L’Unrwa a dénoncé une «attaque sans précédent» après la démolition par Israël de bâtiments de son siège de Jérusalem-Est ce mardi. Cela «constitue une violation grave du droit international ainsi que des privilèges et immunités des Nations unies», a affirmé Roland Friedrich, directeur de l’Unrwa en Cisjordanie et à Jérusalem-Est. «Comme tous les Etats membres de l’ONU, Israël est tenu de protéger et de respecter l’inviolabilité des locaux de l’ONU», a souligné de son côté Jonathan Fowler, porte-parole de l’agence.
Des forces israéliennes ont «pris d’assaut» le complexe peu après 7 heures a expliqué Jonathan Fowler, précisant qu’elles avaient forcé les gardes de sécurité à quitter le site, puis que des bulldozers étaient entrés et avaient commencé à démolir les lieux. Les engins de chantier ont détruit au moins un bâtiment du complexe, au-dessus duquel flotte un drapeau israélien, a constaté le photographe de l’AFP, qui a également vu des responsables politiques israéliens sur place.

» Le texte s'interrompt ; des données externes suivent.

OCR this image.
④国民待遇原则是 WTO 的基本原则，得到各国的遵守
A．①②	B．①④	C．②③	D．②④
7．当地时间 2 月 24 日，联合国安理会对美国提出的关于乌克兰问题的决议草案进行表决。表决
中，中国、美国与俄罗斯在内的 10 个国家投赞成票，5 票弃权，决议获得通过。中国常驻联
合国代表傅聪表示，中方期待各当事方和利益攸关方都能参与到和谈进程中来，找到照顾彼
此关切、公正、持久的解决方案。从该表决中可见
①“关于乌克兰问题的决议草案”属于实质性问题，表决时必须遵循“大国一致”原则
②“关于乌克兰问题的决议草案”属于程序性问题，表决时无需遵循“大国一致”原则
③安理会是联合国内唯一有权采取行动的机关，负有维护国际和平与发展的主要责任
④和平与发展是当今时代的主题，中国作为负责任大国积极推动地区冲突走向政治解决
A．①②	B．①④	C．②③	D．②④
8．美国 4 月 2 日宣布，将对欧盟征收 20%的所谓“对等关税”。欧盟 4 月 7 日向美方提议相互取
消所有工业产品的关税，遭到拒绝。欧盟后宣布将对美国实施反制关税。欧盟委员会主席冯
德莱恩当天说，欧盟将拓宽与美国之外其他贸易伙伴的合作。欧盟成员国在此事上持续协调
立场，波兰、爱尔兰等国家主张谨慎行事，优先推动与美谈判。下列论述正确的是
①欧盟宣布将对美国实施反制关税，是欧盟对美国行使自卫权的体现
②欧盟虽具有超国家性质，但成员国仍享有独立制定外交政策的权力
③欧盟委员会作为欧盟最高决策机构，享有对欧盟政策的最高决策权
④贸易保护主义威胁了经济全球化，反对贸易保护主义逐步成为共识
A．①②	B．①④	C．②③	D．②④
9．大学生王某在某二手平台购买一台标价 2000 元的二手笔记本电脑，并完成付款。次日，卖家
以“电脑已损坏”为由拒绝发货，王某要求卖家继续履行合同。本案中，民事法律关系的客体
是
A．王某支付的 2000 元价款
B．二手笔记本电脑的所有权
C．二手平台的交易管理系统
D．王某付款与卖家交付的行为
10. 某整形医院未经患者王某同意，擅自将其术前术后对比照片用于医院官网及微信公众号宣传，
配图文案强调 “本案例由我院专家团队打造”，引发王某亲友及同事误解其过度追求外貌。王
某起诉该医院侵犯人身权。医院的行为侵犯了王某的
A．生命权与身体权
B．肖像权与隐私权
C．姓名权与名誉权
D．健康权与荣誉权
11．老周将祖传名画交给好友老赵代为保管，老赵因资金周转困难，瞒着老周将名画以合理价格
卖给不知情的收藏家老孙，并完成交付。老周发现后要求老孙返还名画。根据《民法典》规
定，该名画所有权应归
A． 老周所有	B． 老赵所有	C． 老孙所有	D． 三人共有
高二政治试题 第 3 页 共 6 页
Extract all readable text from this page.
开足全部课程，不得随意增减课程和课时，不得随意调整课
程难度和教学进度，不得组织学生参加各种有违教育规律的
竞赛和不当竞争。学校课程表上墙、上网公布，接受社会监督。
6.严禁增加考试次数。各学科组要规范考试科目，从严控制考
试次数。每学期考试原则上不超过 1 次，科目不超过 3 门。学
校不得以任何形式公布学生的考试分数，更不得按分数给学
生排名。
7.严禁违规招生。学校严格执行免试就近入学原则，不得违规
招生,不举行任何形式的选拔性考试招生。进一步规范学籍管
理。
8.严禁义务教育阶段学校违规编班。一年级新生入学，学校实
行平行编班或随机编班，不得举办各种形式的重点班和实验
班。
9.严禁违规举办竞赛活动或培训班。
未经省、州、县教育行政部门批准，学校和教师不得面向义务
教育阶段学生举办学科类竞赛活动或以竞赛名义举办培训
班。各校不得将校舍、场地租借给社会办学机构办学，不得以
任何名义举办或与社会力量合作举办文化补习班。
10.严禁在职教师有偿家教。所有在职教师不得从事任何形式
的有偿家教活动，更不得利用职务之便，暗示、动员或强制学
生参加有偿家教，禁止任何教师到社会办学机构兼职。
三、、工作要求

«Violation grave du droit international»
«Le complexe ne bénéficie d’aucune immunité, et sa saisie par les autorités israéliennes a été effectuée conformément au droit israélien et international», a affirmé le ministère des Affaires étrangères. Un responsable de l’agence a dénoncé «une violation grave du droit international ainsi que des privilèges et immunités des Nations unies». L’antenne de l’agence à Jérusalem-Est, partie de la ville annexée par Israël en 1967, n’est plus occupé par les salariés depuis un an, après l’interdiction de ses activités par Israël, entrée en vigueur le 30 janvier 2025. Du fait de l’annexion de Jérusalem-Est par Israël, jugée illégale par l’ONU, cette interdiction s’y applique.
Analyse
Le Parlement israélien avait approuvé fin décembre un projet de loi soutenu par le gouvernement qui interdit de fournir de l’eau ou de l’électricité à un bien immobilier appartenant à l’Unrwa. En 2024, Israël avait déjà interdit à l’Unrwa d’opérer sur son sol après avoir accusé certains de ses employés de participation à l’attaque du mouvement islamiste palestinien Hamas du 7 octobre 2023, qui a déclenché la guerre à Gaza.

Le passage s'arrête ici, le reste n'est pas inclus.